For me, slow is suffering, slow is suffocating. The thing is, I didn't realize I had been trapped in thinking that slowness was Enemy #1. The dominant sentiment was that I always had to be moving forward, probably exacerbated by the recent energy of “hot boy summer NYC 2021”. As Ava aptly speaks to slowness:
"Slow weeks often feel like a failure to me. But slow weeks are inevitable. I know I write this over and over, but I still believe it’s true: all we do is lose faith and regain it, lose faith and regain it. We try to touch the hem of perfection and we miss by inches. Then we try again."
Fortunately, my experimental curiosity — the quality of trying again — is one overriding characteristic that rarely gets crowded out by fluctuations in my mood. At the end of this weekend, I purposefully leaned into deliberate slowness and I took a trip to a lavish Turkish bathhouse. I signed up for a literal full-body experience, with a post-bath massage and a tea tasting to boot. The result? The most relaxing yet immersive experience I've had for a very long time. By willingly surrendering my soul for 2 hours, I happily converged on an appreciation for slower settings and gratitude for the emotional rollercoaster ride that enabled this much-needed reset.

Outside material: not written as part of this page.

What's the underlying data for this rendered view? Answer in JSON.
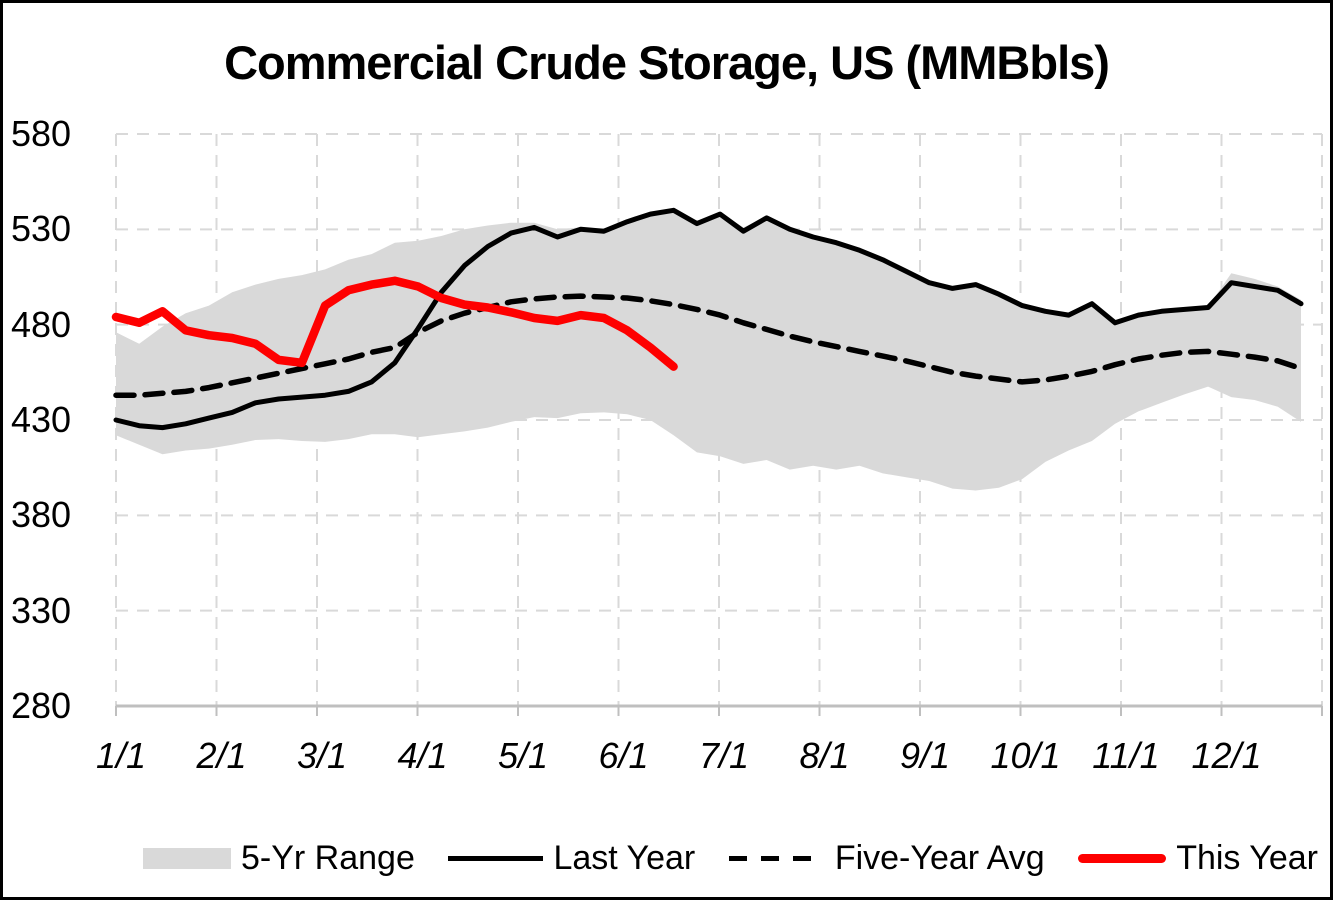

I'm going to wind down this piece by logging three reminders to myself, in order to re-integrate the bathhouse magic anytime I find myself drifting in slow space:
Tapping into self-therapy: Therapy teaches you to lean on self-inquiry and self-care to address internal tensions. But there's also an important lesson about how to best react once you find yourself in a kerfuffle: pause & pick.
Reframing as rest days: The most practical application and the most simple execution — slow is just rest. As a naturally high-energy organism, I'm an advocate of the sprint-to-slow cycle where both motions live symbiotically.
Embracing nothingness: There might be truth to Jenny Odell's argument in How to Do Nothing, where a critical point is that nothingness is a reminder that you're alive. A cautionary tale to not get lost in the woods of the world.
I've painted a dramatic scene about being stuck in “off mode", but the silver lining is that everything does pass. Definitely an overplayed platitude, but the awareness and acceptance of that fact develops an armour of built-in resilience. I'm typically too hopeful (to a fault?) but I sincerely think that developing calm is a mid-20s competitive advantage to mitigate the risk of persistent off days. I've learned that one benefit of becoming generally calmer is having a lot of control over yourself when negative moods bubble up. This adds a layer of subtle support, harmonizing your self-talk with self-aligned behaviours. After all, I don't really believe in balance, but I do strive for harmony.
Let's allow our off days to co-exist with, and even reinforce, the ~on days~.